Dan tak kalah serunya, ibu yang punya warung dan biasa di panggil  Bu Jengkol itupun menyahut dengan suara tenornya khas dan kenceng pula :
    “Hey jengkol, mana uang lu! Belum bayar main pergi aja lu!”
    “Hey jengkol, uang lu kurang nich!”
Ternyata ….tua dan anak-anak sama saja! Ga ada sopan-santunnya! Dan Ga ada lemah lembutnya!
Dan usut punya usut, ternyata Bu Jengkol….eh maaf ….Bu Fatimahlah yang memulai terlebih dulu suasana seperti itu.

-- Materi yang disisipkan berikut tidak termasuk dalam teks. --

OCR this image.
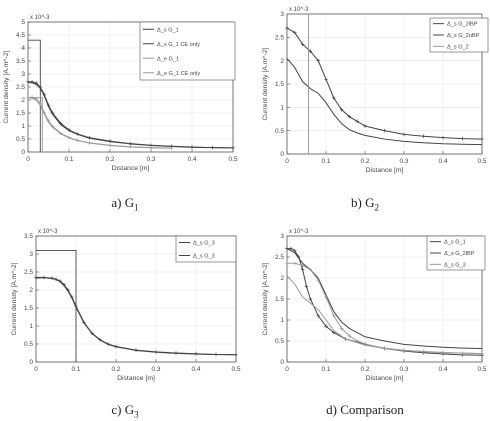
0	0.1	0.2	0.3	0.4	0.5
0
0.5
1
1.5
2
2.5
3
3.5
4
4.5
5
x 10^-3
Distance [m]
Current density [A.m^-2]
Δ_s G_1
Δ_s G_1 CE only
Δ_e G_1
Δ_e G_1 CE only
a) $G_1$
0	0.1	0.2	0.3	0.4	0.5
0
0.5
1
1.5
2
2.5
3
x 10^-3
Distance [m]
Current density [A.m^-2]
Δ_s G_2lBP
Δ_s G_2uBP
Δ_s G_2
b) $G_2$
0	0.1	0.2	0.3	0.4	0.5
0
0.5
1
1.5
2
2.5
3
3.5
x 10^-3
Distance [m]
Current density [A.m^-2]
Δ_s G_3
Δ_s G_3
c) $G_3$
0	0.1	0.2	0.3	0.4	0.5
0
0.5
1
1.5
2
2.5
3
x 10^-3
Distance [m]
Current density [A.m^-2]
Δ_s G_1
Δ_s G_2lBP
Δ_s G_3
d) Comparison
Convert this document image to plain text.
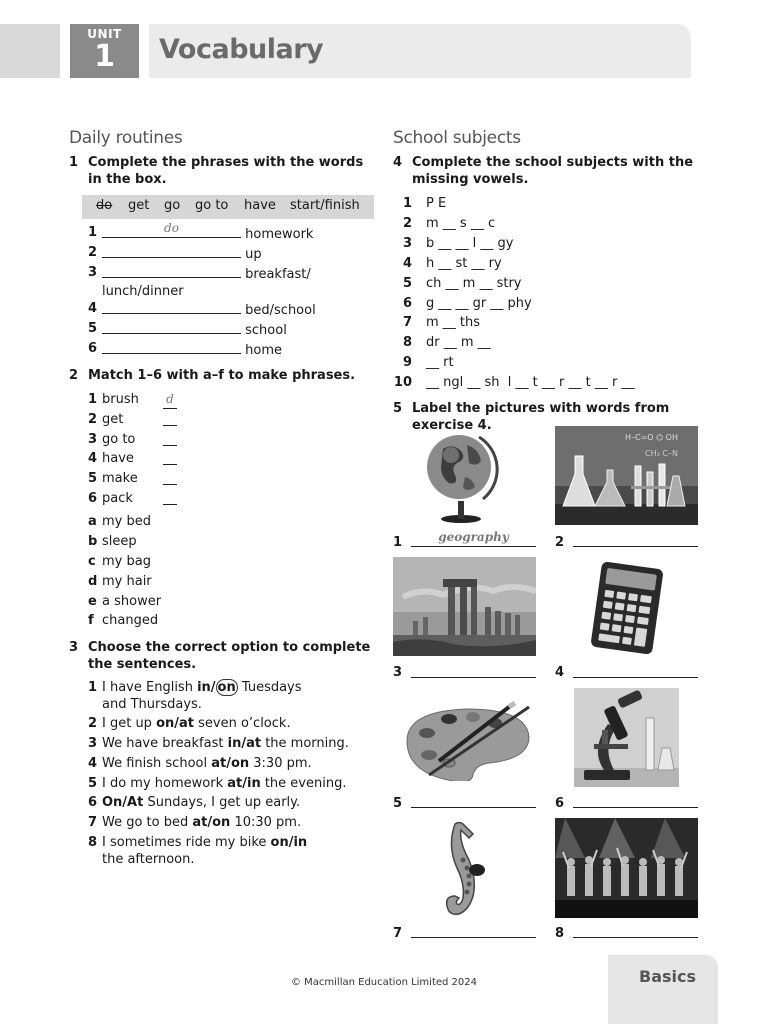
UNIT
1	Vocabulary
Daily routines
1 Complete the phrases with the words in the box.
do get go go to have start/finish
1	do	homework
2	up
3	breakfast/
lunch/dinner
4	bed/school
5	school
6	home
2 Match 1–6 with a–f to make phrases.
1 brush d
2 get
3 go to
4 have
5 make
6 pack
a my bed
b sleep
c my bag
d my hair
e a shower
f changed
3 Choose the correct option to complete the sentences.
1 I have English in/ on Tuesdays
and Thursdays.
2 I get up on/at seven o’clock.
3 We have breakfast in/at the morning.
4 We finish school at/on 3:30 pm.
5 I do my homework at/in the evening.
6 On/At Sundays, I get up early.
7 We go to bed at/on 10:30 pm.
8 I sometimes ride my bike on/in
the afternoon.
School subjects
4 Complete the school subjects with the missing vowels.
1 P E
2 m __ s __ c
3 b __ __ l __ gy
4 h __ st __ ry
5 ch __ m __ stry
6 g __ __ gr __ phy
7 m __ ths
8 dr __ m __
9 __ rt
10 __ ngl __ sh  l __ t __ r __ t __ r __
5 Label the pictures with words from exercise 4.
H–C=O ⌬ OH
CH₃ C–N
1	geography	2
3	4
5	6
7	8
© Macmillan Education Limited 2024	Basics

Karena terbiasa memanggil anak-anak sekolah dasar itu, dengan sebutan jengkol… lambat laun akhirnya sebutan itu berbalik arah terhadap dirinya dan melekat padanya.
Dan orang-orang yang berada disekitarnya, akhirnya hanya tahu nama julukannya serta lupa nama aslinya!
Mungkin saja, ini bisa disebut dengan ghibah!
Kalau saja Bu Fatimahnya ridho dengan sebutan dan julukan barunya itu, tiada persoalan lagi.
Kecuali kalau Bu Fatimahnya tidak ridho, anak-anak sekolah dasar itu, yang suka memanggil-manggil jengkol, jengkol…..berarti secara tidak langsung telah larut dengan berghibah?
Makanya Bu Fatimah ya…… berlakulah dan mencontohkan perilaku serta ucapan yang baik dan santun terhadap anak-anak orang!
Apa ga kasihan dengan anak sendiri, nantinya…ini mah anak bu Jengkol ya?
Kalau anaknya cuek sich ga pa pa, gimana kalau anaknya maluan! Khan kasihan ya !
Sama artinya, jika orang tuanya, atau suaminya atau istrinya atau anaknya berbuat tindak korupsi!
Naudzu billah min dzalik!
Apa ga malu dan ga enak di hati di bawa sampai mati!
“Siapa sich…..Itu lho yang suaminya atau istrinya atau bapaknya atau ibunya atau anaknya yang pernah masuk penjara gara-gara korupsi?”
Di cap di masyarakat, anaknya si koruptor, istrinya sang koruptor, suaminya si koruptor, orang  tuanya si anu yang koruptor, de el el, de el el
Naudzu billah min dzalik! Amit-amit, Jangan sampe kayak gitu….
Jengkol  memang enak bagi yang doyan dan hobby, meski setelah memakan dan mengunyah, aroma khasnya akan menyebar, tapi bisa diakali dengan mengunyah beras.
Korupsi memang mengasyikan bagi yang suka, aromanya kebusukannya akan menyebar jika yang mengetahui belangnya, tidak disogok terlebih dulu!